Ce qui a le plus passionné Foucault était de nous faire remarquer qu’il n’y a pas de savoir sans politique, autrement dit que le vrai savoir n’est jamais exempt des relations de pouvoir. Toutefois, cette position est très radicale et extrêmement déstabilisante. Elle implique que mêmes les connaissances scientifiques sont entremêlées à des relations de pouvoir et ne peuvent s’en défaire. La meilleure illustration de cela est la controverse autour du brillant docteur et microbiologiste Didier Raoult. Tout ce qui se rapporte à ses recherches scientifiques sur l’hydroxychloroquine démontre le lien inextricable qui existe entre le savoir et le pouvoir.

Dans l’œuvre de Foucault, la notion de “régime de vérité” se trouve articulée à celle de “surveillance généralisée”. Quels sont les liens entre les deux ?

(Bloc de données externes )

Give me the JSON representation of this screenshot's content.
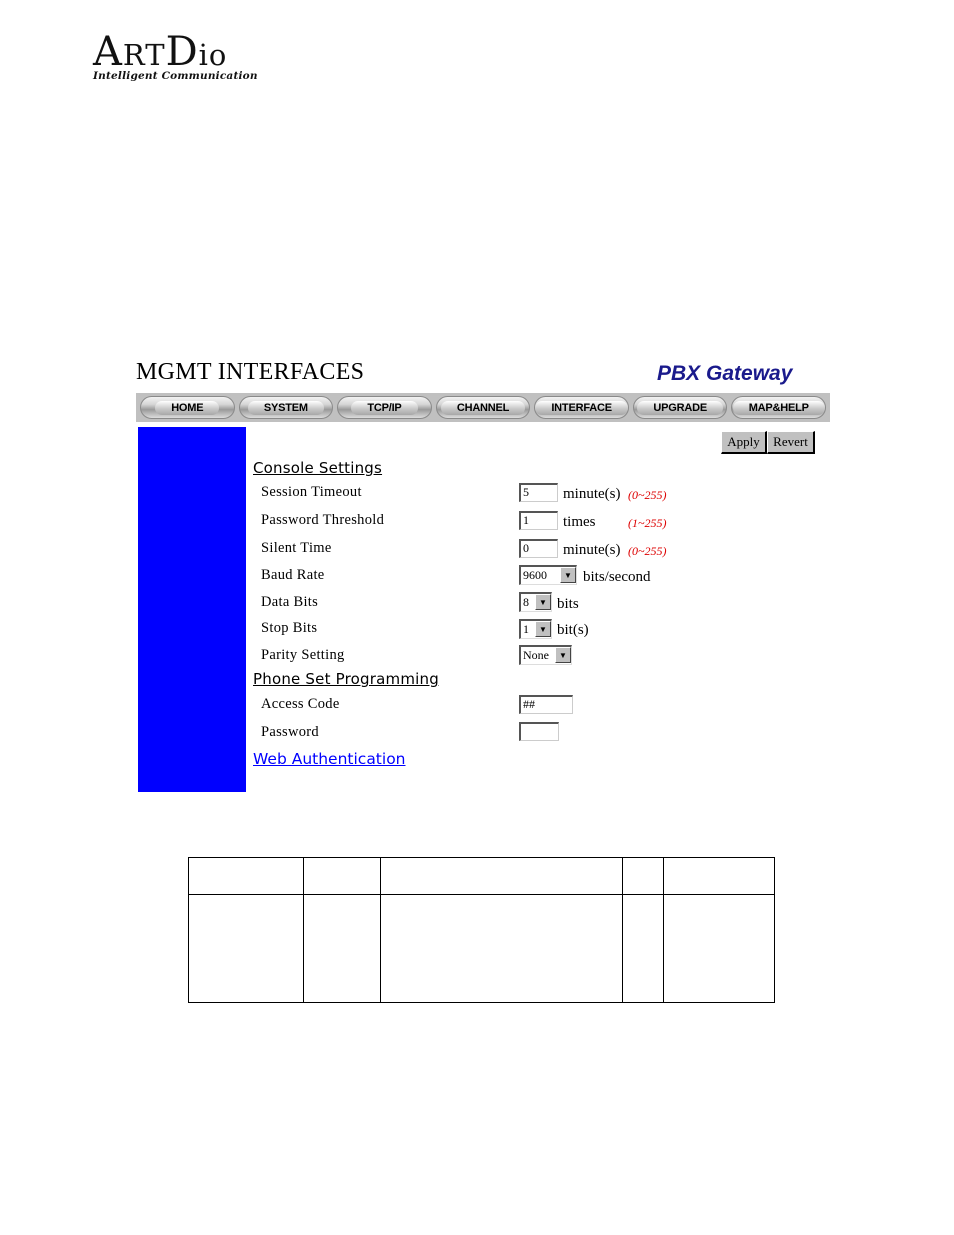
{
  "logo": {
    "brand_big_a": "A",
    "brand_small_rt": "RT",
    "brand_big_d": "D",
    "brand_small_io": "io",
    "tagline": "Intelligent Communication"
  },
  "header": {
    "page_title": "MGMT INTERFACES",
    "product_title": "PBX Gateway"
  },
  "nav": {
    "items": [
      {
        "label": "HOME"
      },
      {
        "label": "SYSTEM"
      },
      {
        "label": "TCP/IP"
      },
      {
        "label": "CHANNEL"
      },
      {
        "label": "INTERFACE"
      },
      {
        "label": "UPGRADE"
      },
      {
        "label": "MAP&HELP"
      }
    ]
  },
  "colors": {
    "side_panel": "#0000ff",
    "range_hint": "#dd0000",
    "link": "#0000ff",
    "product_title": "#1a1a8c"
  },
  "actions": {
    "apply_label": "Apply",
    "revert_label": "Revert"
  },
  "console": {
    "heading": "Console Settings",
    "session_timeout": {
      "label": "Session Timeout",
      "value": "5",
      "unit": "minute(s)",
      "range": "(0~255)"
    },
    "password_threshold": {
      "label": "Password Threshold",
      "value": "1",
      "unit": "times",
      "range": "(1~255)"
    },
    "silent_time": {
      "label": "Silent Time",
      "value": "0",
      "unit": "minute(s)",
      "range": "(0~255)"
    },
    "baud_rate": {
      "label": "Baud Rate",
      "selected": "9600",
      "unit": "bits/second"
    },
    "data_bits": {
      "label": "Data Bits",
      "selected": "8",
      "unit": "bits"
    },
    "stop_bits": {
      "label": "Stop Bits",
      "selected": "1",
      "unit": "bit(s)"
    },
    "parity": {
      "label": "Parity Setting",
      "selected": "None"
    }
  },
  "phone_set": {
    "heading": "Phone Set Programming",
    "access_code": {
      "label": "Access Code",
      "value": "##"
    },
    "password": {
      "label": "Password",
      "value": ""
    }
  },
  "web_auth": {
    "link_label": "Web Authentication"
  },
  "doc_table": {
    "rows": [
      [
        "",
        "",
        "",
        "",
        ""
      ],
      [
        "",
        "",
        "",
        "",
        ""
      ]
    ]
  }
}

Il se trouve que la connexion fut fortuite, la conséquence d’une coïncidence, car le concept de régime de vérité est beaucoup plus large et peut emprunter un grand nombre d’autres schémas de circulation du pouvoir dans une société. Aujourd’hui, je dirais plutôt que la surveillance généralisée fait partie d’une logique de fabrication de vérité. A l’ère digitale, où la surveillance est devenue facile à organiser et moins coûteuse, une forme totale et omnisciente de récolte d’informations personnelles a été rendue possible et a permis aux GAFAM et aux agences d’intelligence d’en savoir plus sur nous que nos partenaires, nos époux…

Foucault lui-même était victime d’une pandémie

Justement, de quelle manière cette surveillance généralisée que vous décrivez, et qui est facile à organiser aujourd’hui, participe à une logique de “fabrication de la vérité” ?

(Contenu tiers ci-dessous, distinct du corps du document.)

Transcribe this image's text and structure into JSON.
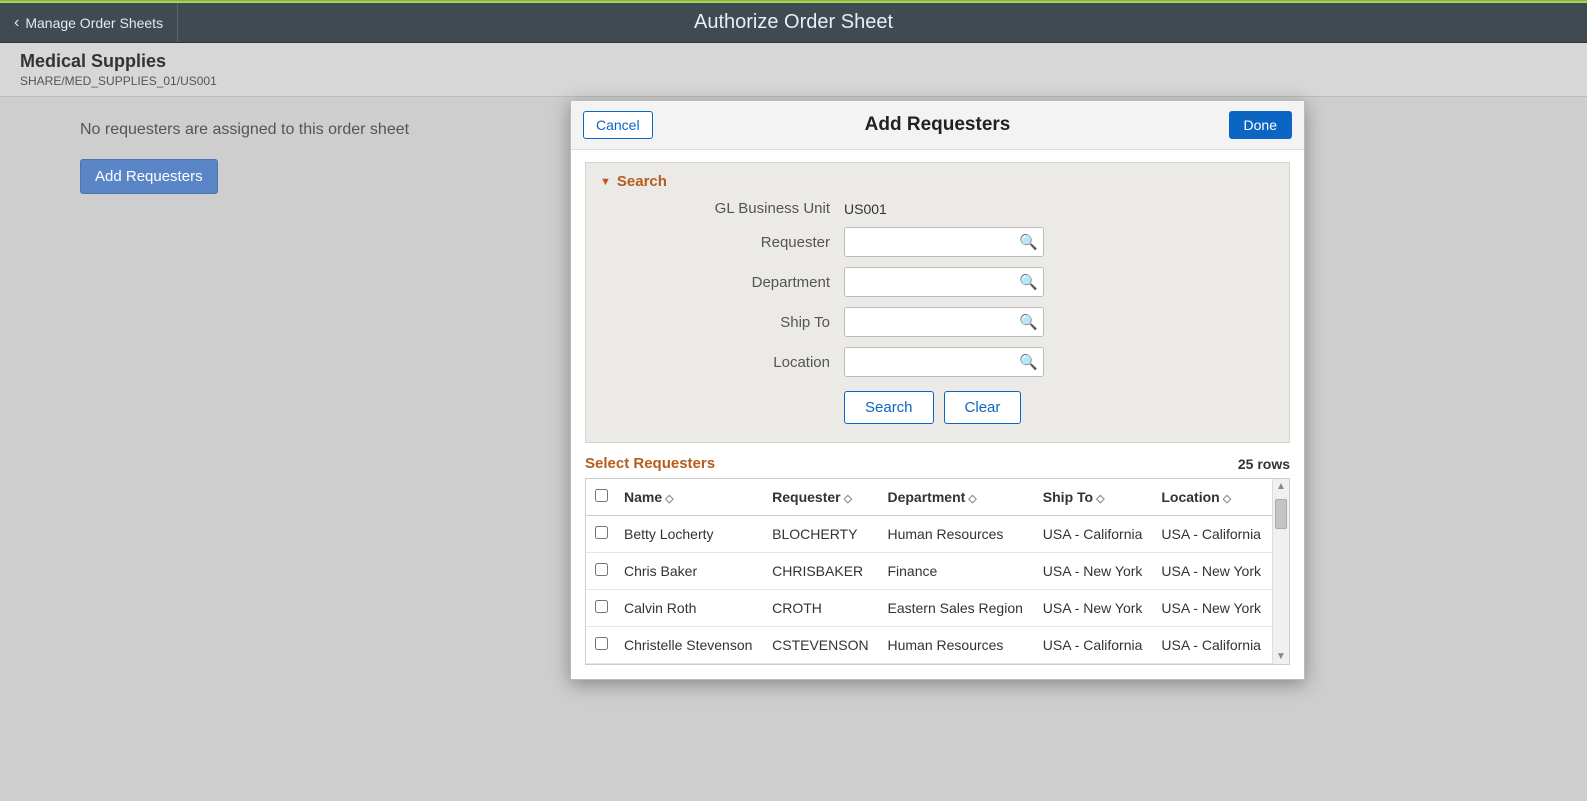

Des productions de vérité… il y en a partout et tout le temps autour de nous. Toutes les mesures que nous prenons – la distanciation sociale, les masques faciaux, l’enfermement, en France les attestations de sortie et le périmètre de l’éloignement du domicile, à New York les camions frigorifiques remplis de cadavres faisant office de morgues temporaires et les sirènes déchirantes qui résonnent dans les gorges vides de Broadway — oui, toutes ces expériences et pratiques façonnent la vérité de cette pandémie.

Du reste, cela pourrait nous surprendre mais Foucault lui-même était victime d’une pandémie – atteint par le virus de l’immunodéficience humaine VIH qui a touché plus de 75 millions personnes et tué plus de 32 millions d’hommes et de femmes. Arrêtons-nous une minute sur ces 32 millions de décès causés par le VIH : est-ce que vous saviez qu’il y en avait autant ? Avez-vous déjà pensé que le VIH était une pandémie qui aurait pu appeler une réponse mondiale égale à celle du Covid-19 ? Est-ce que vous imaginiez que Foucault lui-même fut victime d’une pandémie ? Vous êtes-vous déjà rendu compte que vous vivez entouré de la pandémie du VIH ? C’est là, peut-être, une bien triste mais pertinente illustration de la manière dont la circulation du pouvoir façonne la connaissance et notre propre subjectivité.